Spiced English Cucumber Slices
Nothing like crisp, only slightly wilted, cucumber slices that have bathed in a sweet-sour-spicy-aromatic infusion.
These English cucumbers beautifully accompany smoked meats and cold seafood plates. My Chef amigo, Kevin Babbitt, created this recipe for a Fall party that we catered. The combination of Coriander with Red Chile flakes is remarkable.
I invite you to email Chef Kevin if you like how this turns out for you. He’s always happy to share recipes and techniques. His email follows the recipe.

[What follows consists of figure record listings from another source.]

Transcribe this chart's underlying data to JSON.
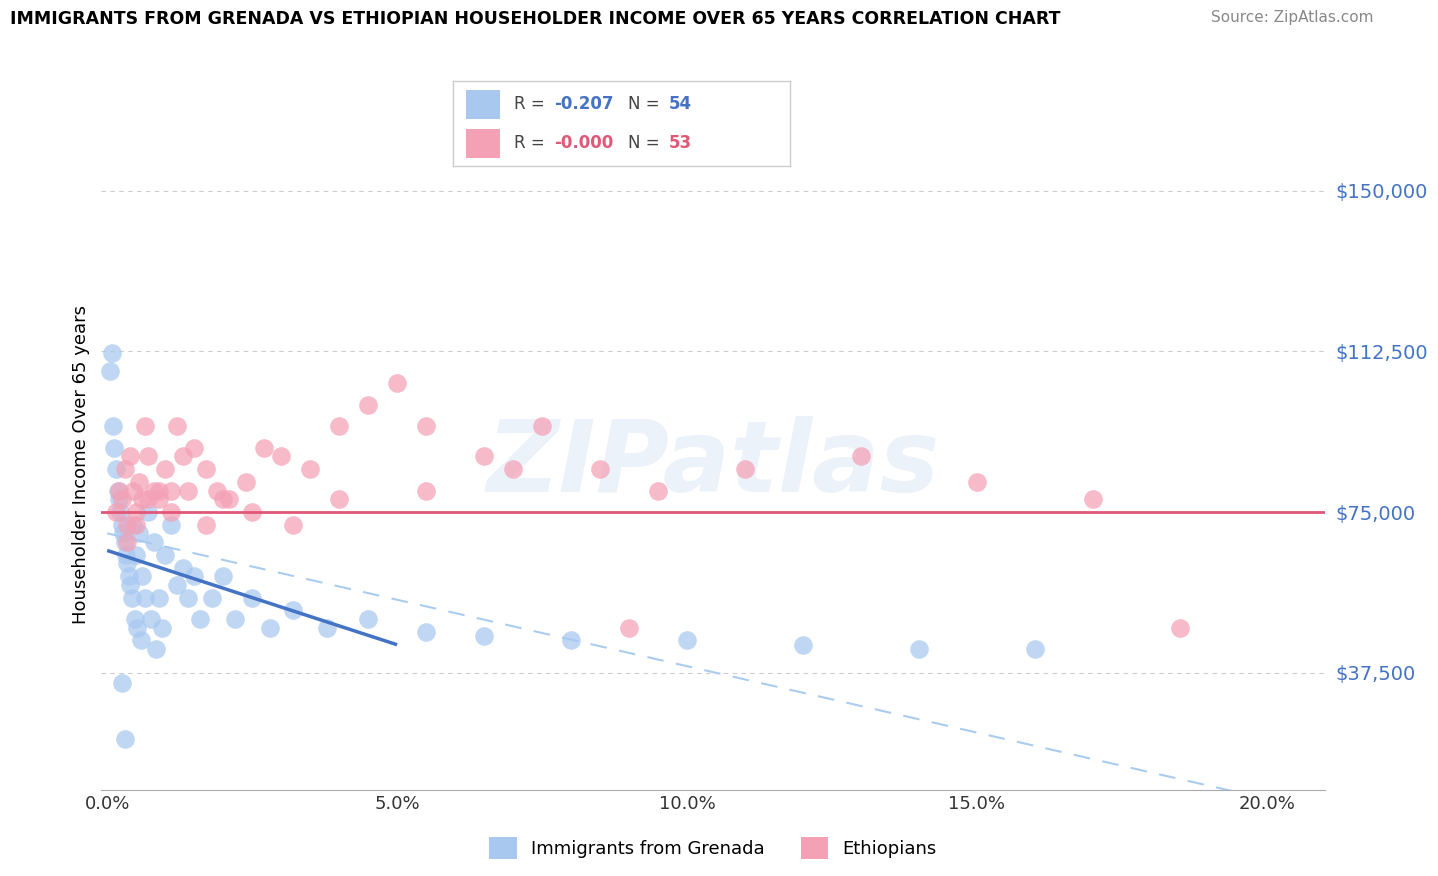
{
  "title": "IMMIGRANTS FROM GRENADA VS ETHIOPIAN HOUSEHOLDER INCOME OVER 65 YEARS CORRELATION CHART",
  "source": "Source: ZipAtlas.com",
  "ylabel": "Householder Income Over 65 years",
  "ytick_labels": [
    "$37,500",
    "$75,000",
    "$112,500",
    "$150,000"
  ],
  "ytick_vals": [
    37500,
    75000,
    112500,
    150000
  ],
  "xlim": [
    -0.1,
    21.0
  ],
  "ylim": [
    10000,
    162000
  ],
  "r_grenada": "-0.207",
  "n_grenada": "54",
  "r_ethiopian": "-0.000",
  "n_ethiopian": "53",
  "horizontal_line_y": 75000,
  "grenada_color": "#a8c8f0",
  "ethiopian_color": "#f4a0b5",
  "grenada_line_color": "#4472c4",
  "dashed_line_color": "#aaccee",
  "watermark_text": "ZIPatlas",
  "grenada_scatter_x": [
    0.05,
    0.08,
    0.1,
    0.12,
    0.15,
    0.18,
    0.2,
    0.22,
    0.25,
    0.28,
    0.3,
    0.32,
    0.35,
    0.38,
    0.4,
    0.42,
    0.45,
    0.48,
    0.5,
    0.52,
    0.55,
    0.58,
    0.6,
    0.65,
    0.7,
    0.75,
    0.8,
    0.85,
    0.9,
    0.95,
    1.0,
    1.1,
    1.2,
    1.3,
    1.4,
    1.5,
    1.6,
    1.8,
    2.0,
    2.2,
    2.5,
    2.8,
    3.2,
    3.8,
    4.5,
    5.5,
    6.5,
    8.0,
    10.0,
    12.0,
    14.0,
    16.0,
    0.25,
    0.3
  ],
  "grenada_scatter_y": [
    108000,
    112000,
    95000,
    90000,
    85000,
    80000,
    78000,
    75000,
    72000,
    70000,
    68000,
    65000,
    63000,
    60000,
    58000,
    55000,
    72000,
    50000,
    65000,
    48000,
    70000,
    45000,
    60000,
    55000,
    75000,
    50000,
    68000,
    43000,
    55000,
    48000,
    65000,
    72000,
    58000,
    62000,
    55000,
    60000,
    50000,
    55000,
    60000,
    50000,
    55000,
    48000,
    52000,
    48000,
    50000,
    47000,
    46000,
    45000,
    45000,
    44000,
    43000,
    43000,
    35000,
    22000
  ],
  "ethiopian_scatter_x": [
    0.15,
    0.2,
    0.25,
    0.3,
    0.35,
    0.4,
    0.45,
    0.5,
    0.55,
    0.6,
    0.65,
    0.7,
    0.8,
    0.9,
    1.0,
    1.1,
    1.2,
    1.3,
    1.5,
    1.7,
    1.9,
    2.1,
    2.4,
    2.7,
    3.0,
    3.5,
    4.0,
    4.5,
    5.0,
    5.5,
    6.5,
    7.5,
    8.5,
    9.5,
    11.0,
    13.0,
    15.0,
    17.0,
    18.5,
    0.35,
    0.5,
    0.7,
    0.9,
    1.1,
    1.4,
    1.7,
    2.0,
    2.5,
    3.2,
    4.0,
    5.5,
    7.0,
    9.0
  ],
  "ethiopian_scatter_y": [
    75000,
    80000,
    78000,
    85000,
    72000,
    88000,
    80000,
    75000,
    82000,
    78000,
    95000,
    88000,
    80000,
    78000,
    85000,
    80000,
    95000,
    88000,
    90000,
    85000,
    80000,
    78000,
    82000,
    90000,
    88000,
    85000,
    95000,
    100000,
    105000,
    95000,
    88000,
    95000,
    85000,
    80000,
    85000,
    88000,
    82000,
    78000,
    48000,
    68000,
    72000,
    78000,
    80000,
    75000,
    80000,
    72000,
    78000,
    75000,
    72000,
    78000,
    80000,
    85000,
    48000
  ],
  "grenada_line_x": [
    0,
    5.0
  ],
  "grenada_line_y": [
    66000,
    44000
  ],
  "dashed_line_x": [
    0,
    20.0
  ],
  "dashed_line_y": [
    70000,
    8000
  ]
}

1 English Cucumber (that’s the one in the plastic wrap. Won’t have problem w/seeds)
1/2 Cup Rice Vinegar
1/4 Cup Red Wine Vinegar
1 Cup Water
3/4 Cup White Granulated Sugar
1 Tbsp Coriander
1 Tbsp Black Peppercorns
1/2 Tbsp Red Chile Flakes
1 Tbsp Kosher Salt
1 Bay Leaf
1. In a saucepan heat all of the ingredients, except the cucumber of course, until the sugar has dissolved completely. Set aside and let the solution cool until it is tepid.
2. Thinly slice the English cucumber. Using a mandolin is great but a knife will do.
3. Place the cucumber slices in the solution and let the flavors infuse for 45 minutes.
4. Drain and serve immediately or chill in the fridge for later service.